Common causes of mental status changes in the elderly include medicine-induced cognitive side effects, disorientation due to disruption in daily routines, age-related memory impairment, and urinary tract infections.

“The urinalysis is not a very exciting medical test,” stated Dr. Fishbinder. “It doesn’t matter that it’s cheap, fast, and most likely to provide an explanation for strange behavior in hospitalized patients. It’s really not as elegant as the testing involved in a chronic anemia or metabolic encephalopathy work up. I keep it in my back pocket in case all other tests are negative, including brain MRIs and PET scans.”

Nursing staff at Richmond Medical Hospital report that efforts to inform hospitalists about foul smelling urine have generally fallen on deaf ears. “I have tried to tell the hospitalists about cloudy or bloody urine that I see in patients who are undergoing extensive work ups for mental status changes,” reports nurse Sandy Anderson. “But they insist that ‘all urine smells bad’ and it’s really more of a red herring.”

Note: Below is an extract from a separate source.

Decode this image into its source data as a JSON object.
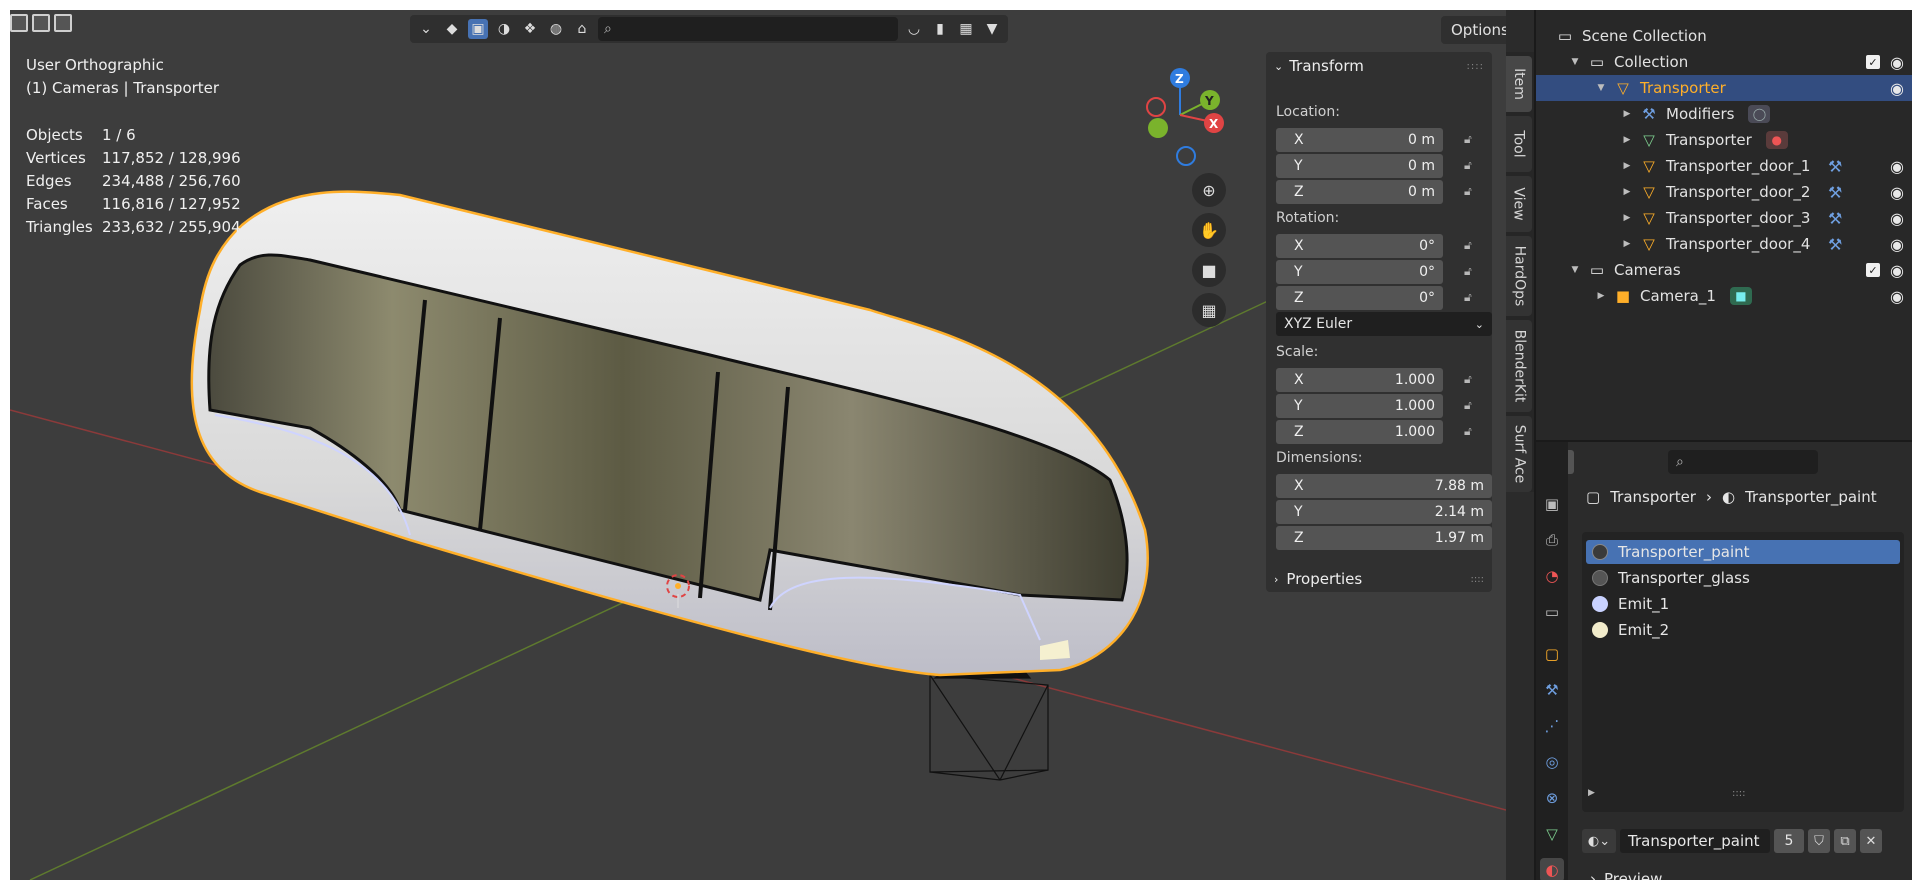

Another nurse reports that delay in diagnosing urinary tract infections (while patients are scheduled for brain MRIs, nuclear scans, and biopsies) can lead to worsening symptoms which accelerate and expand testing. “Some of my patients are transferred to the ICU during the altered mental status work up,” states nurse Anita Misra. “The doctors seem to be very excited about the additional technology available to them in the intensive care setting. Between the central line placement, arterial blood gasses, and vast array of IV fluid and medication options, urosepsis is really an excellent entré into a whole new level of care.”

“As far as medicine-induced mental status changes are concerned,” added Dr. Fishbinder, “We’ve never seen a single case in the past 10 years. Today’s patients are incredibly resilient and can tolerate mixes of opioids, anti-depressants, anti-histamines, and benzodiazepines without any difficulty. We know this because most patients have been prescribed these cocktails and have been taking them for years.”

Patient family members have expressed gratitude for Dr. Fishbinder’s diagnostic process, and report that they are very pleased that he is doing everything in his power to “get to the bottom” of why their loved one isn’t as sharp as they used to be.

“I thought my mom was acting strange ever since she started taking stronger pain medicine for her arthritis,” says Nelly Hurtong, the daughter of one of Dr. Fishbinder’s inpatients. “But now I see that there are deeper reasons for her ‘altered mental status’ thanks to the brain MRI that showed some mild generalized atrophy.”

Hospital administrators praise Dr. Fishbinder as one of their top physicians. “He will do whatever it takes to figure out the true cause of patients’ cognitive impairments.” Says CEO, Daniel Griffiths. “And not only is that good medicine, it is great for our Press Ganey scores and our bottom line.”

As for the nursing staff, Griffiths offered a less glowing review. “It’s unfortunate that our nurses seem preoccupied with urine testing and medication reconciliation. I think it might be time for us to mandate further training to help them appreciate more of the medical nuances inherent in quality patient care.”

Dr. Fishbinder is in the process of creating a half-day seminar on ‘altered mental status in the inpatient setting,’ offering CME credits to physicians who enroll. Richmond Medical Hospital intends to sponsor Dr. Fishbinder’s course, and franchise it to other hospitals in the state, and ultimately nationally.